Fox News ignores Christians beheading people while obsessing over Muslim beheading in Oklahoma
Fox News devoted hours of time to a story about a recent Muslim convert beheading a former co-worker in Oklahoma, but ignored the same crime when it was committed by Christians, according to Media Matters.
In September 2014, Alton Nolen was charged with first degree murder and assault with a deadly weapon for killing Colleen Hufford and stabbing Traci Johnson shortly after being fired from Vaughan Foods in Moore. Police said that Nolen beheaded Hufford after killing her.

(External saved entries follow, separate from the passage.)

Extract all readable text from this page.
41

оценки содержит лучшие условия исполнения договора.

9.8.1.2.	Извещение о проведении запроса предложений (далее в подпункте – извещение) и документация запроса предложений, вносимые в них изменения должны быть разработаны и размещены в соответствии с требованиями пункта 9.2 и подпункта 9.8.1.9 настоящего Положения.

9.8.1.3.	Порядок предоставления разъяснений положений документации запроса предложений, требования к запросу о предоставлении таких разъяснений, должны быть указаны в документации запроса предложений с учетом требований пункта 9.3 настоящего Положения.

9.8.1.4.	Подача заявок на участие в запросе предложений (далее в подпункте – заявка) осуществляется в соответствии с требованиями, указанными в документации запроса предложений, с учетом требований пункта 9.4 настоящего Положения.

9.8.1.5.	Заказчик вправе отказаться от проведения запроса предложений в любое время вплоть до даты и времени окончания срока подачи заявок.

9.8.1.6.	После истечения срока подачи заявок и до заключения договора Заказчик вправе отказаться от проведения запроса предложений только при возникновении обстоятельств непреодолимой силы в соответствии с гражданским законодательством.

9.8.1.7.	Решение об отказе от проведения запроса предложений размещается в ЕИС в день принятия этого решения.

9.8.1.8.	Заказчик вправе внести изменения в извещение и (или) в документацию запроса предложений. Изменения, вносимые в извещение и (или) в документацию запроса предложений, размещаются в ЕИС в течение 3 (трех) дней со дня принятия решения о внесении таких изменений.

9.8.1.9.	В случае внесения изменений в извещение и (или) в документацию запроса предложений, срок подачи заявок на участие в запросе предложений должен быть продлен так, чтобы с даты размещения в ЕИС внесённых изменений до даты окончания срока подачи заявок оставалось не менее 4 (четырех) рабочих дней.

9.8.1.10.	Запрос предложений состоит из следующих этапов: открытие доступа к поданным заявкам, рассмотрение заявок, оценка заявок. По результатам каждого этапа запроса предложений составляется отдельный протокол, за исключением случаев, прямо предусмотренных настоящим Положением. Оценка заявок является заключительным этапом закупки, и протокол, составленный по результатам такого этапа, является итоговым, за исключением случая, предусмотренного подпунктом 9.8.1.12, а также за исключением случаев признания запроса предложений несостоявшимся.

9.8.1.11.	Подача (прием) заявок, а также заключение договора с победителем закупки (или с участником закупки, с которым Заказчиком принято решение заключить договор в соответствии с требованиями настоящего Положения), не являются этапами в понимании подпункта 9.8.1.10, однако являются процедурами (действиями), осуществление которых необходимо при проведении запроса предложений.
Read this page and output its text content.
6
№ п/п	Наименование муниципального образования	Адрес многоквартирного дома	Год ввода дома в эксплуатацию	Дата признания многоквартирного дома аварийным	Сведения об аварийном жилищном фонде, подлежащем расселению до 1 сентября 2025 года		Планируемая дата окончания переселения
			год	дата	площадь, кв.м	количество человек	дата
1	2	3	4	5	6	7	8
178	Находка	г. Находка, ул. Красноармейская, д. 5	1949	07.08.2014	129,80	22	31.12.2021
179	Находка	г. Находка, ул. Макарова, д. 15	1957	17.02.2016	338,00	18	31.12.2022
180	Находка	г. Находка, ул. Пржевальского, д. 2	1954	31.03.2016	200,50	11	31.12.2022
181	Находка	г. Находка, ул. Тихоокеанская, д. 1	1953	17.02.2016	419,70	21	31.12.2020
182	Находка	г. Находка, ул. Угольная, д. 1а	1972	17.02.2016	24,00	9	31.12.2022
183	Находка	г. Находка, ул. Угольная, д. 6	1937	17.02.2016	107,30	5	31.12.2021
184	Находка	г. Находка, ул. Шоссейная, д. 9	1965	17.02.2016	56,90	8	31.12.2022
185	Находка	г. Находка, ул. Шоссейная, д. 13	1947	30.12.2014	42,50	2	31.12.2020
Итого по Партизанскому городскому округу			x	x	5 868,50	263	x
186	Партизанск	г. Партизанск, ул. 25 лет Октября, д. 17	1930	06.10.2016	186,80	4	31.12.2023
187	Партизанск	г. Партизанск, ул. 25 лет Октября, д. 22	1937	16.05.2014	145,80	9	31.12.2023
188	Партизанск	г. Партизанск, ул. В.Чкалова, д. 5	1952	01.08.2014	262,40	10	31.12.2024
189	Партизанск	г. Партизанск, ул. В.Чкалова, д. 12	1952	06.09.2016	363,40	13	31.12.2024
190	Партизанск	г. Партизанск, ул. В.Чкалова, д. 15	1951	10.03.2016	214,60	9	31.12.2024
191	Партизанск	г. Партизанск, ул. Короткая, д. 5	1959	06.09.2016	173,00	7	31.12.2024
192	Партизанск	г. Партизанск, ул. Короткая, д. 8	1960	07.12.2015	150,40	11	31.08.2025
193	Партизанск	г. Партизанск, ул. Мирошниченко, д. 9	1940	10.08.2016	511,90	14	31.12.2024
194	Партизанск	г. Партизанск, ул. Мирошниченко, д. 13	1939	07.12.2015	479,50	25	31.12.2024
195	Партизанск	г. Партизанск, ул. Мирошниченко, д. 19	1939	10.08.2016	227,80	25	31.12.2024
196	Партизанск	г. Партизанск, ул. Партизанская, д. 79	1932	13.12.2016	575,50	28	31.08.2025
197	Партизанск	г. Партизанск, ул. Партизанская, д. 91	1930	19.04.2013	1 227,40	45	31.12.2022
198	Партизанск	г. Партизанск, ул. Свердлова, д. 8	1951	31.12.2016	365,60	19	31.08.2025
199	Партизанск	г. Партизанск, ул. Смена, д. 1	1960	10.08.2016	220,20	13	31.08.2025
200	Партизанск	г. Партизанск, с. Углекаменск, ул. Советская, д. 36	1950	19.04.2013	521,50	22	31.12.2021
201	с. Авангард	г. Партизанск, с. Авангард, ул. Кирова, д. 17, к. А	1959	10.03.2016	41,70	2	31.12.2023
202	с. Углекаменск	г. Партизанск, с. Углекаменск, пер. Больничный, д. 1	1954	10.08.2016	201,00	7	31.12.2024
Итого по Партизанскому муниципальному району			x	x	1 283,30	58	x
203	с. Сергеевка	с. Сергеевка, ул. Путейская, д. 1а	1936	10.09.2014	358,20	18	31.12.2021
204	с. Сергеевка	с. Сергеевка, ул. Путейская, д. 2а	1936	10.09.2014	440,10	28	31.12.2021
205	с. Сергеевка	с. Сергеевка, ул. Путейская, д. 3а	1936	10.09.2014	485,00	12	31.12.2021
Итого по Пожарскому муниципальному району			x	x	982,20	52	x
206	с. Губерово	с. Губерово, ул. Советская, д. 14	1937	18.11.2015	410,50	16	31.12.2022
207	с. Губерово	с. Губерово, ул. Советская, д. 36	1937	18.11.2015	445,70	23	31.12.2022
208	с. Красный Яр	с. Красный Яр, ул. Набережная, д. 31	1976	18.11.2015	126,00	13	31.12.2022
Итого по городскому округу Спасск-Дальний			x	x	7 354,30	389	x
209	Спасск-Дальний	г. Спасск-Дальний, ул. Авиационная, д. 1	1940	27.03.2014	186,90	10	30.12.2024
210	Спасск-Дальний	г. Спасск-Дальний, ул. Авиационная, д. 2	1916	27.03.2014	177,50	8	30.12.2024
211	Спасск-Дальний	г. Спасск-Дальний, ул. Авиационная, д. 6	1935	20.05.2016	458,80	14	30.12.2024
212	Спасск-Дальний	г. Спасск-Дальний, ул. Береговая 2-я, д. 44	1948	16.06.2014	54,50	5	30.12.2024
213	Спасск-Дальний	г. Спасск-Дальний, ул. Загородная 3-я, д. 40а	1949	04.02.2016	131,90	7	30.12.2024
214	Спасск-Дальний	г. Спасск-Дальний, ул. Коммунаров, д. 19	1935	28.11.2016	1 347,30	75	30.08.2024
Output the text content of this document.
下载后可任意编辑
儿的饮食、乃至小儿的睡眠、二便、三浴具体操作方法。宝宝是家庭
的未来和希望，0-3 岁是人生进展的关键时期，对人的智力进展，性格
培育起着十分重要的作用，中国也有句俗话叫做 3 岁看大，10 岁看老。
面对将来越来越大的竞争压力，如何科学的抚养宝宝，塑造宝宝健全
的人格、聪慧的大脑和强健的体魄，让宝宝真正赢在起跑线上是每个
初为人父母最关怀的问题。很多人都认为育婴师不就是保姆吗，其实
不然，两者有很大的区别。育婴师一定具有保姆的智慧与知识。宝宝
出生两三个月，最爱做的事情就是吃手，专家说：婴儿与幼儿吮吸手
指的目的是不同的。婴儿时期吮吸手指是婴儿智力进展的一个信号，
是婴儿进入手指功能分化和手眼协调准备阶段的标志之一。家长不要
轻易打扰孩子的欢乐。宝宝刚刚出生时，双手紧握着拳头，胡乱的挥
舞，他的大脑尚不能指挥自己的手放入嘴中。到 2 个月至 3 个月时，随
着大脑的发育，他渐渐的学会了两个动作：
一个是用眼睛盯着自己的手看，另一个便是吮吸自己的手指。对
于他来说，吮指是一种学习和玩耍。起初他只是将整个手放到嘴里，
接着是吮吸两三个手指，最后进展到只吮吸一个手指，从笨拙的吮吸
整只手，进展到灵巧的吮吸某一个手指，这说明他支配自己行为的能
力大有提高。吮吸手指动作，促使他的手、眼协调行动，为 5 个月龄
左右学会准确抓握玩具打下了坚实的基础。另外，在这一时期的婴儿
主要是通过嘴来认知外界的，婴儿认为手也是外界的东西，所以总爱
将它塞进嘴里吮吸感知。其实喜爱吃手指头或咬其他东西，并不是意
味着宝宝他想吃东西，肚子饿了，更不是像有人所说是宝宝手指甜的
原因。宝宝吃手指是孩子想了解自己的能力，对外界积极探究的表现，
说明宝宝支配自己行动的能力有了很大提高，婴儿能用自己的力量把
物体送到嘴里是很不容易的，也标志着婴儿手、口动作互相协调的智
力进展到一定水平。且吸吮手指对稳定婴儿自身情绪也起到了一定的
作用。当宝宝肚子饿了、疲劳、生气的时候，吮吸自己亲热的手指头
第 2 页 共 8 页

The crime occurred as Islamic State jihadists in Iraq and Syria were releasing videos showing the gruesome beheadings of journalists and aid workers. But the FBI found no link between Nolen’s crime and the terrorist group. Instead, the crime was considered an act of workplace violence.
“Yet no strangers to fanning their patented flames of Islamophobia, Fox talkers elevated the tragic killing into a national story, while attaching sweeping political and national security implications to the crime,” Eric Boehlert of Media Matters wrote.
“Declaring as fact that the beheading was an act of Islamic terrorism, and hyping it as an American jihadist on U.S. soil, Fox used the tragedy for political advantage, condemning Obama for being soft on terrorism, even though it was a local prosecutor in the very red state of Oklahoma who declined to bring terrorism charges.”
One month after the beheading, another beheading occurred in Oklahoma.
Isaiah Marin called 911 in October and confessed that he had hacked someone to death with a machete. Police said Marin was watching online videos “related to his Christian beliefs and the Book of Matthew” before he picked up a large knife and attacked Jacob Crockett.
Marin and Crockett had apparently feuded in the past because the victim was “practicing witchcraft and Isaiah had strong Christian beliefs.”
But Fox News ignored the crime, along with another beheading in Florida on New Year’s Eve.
“Would it be pointless to make sweeping generalizations about Christians based on the actions of one ‘religious zealot’ who tried to behead a friend whom he suspected of ‘practicing witchcraft?’ Or to make far-reaching assumptions about a religion based on the fact that that prior to a vicious beheading attack, a confessed killer had been ‘watching YouTube videos related to his Christian beliefs’?” Boehlert wrote. “Of course it would be. But that’s exactly what Fox did with the beheading story in Moore, OK.”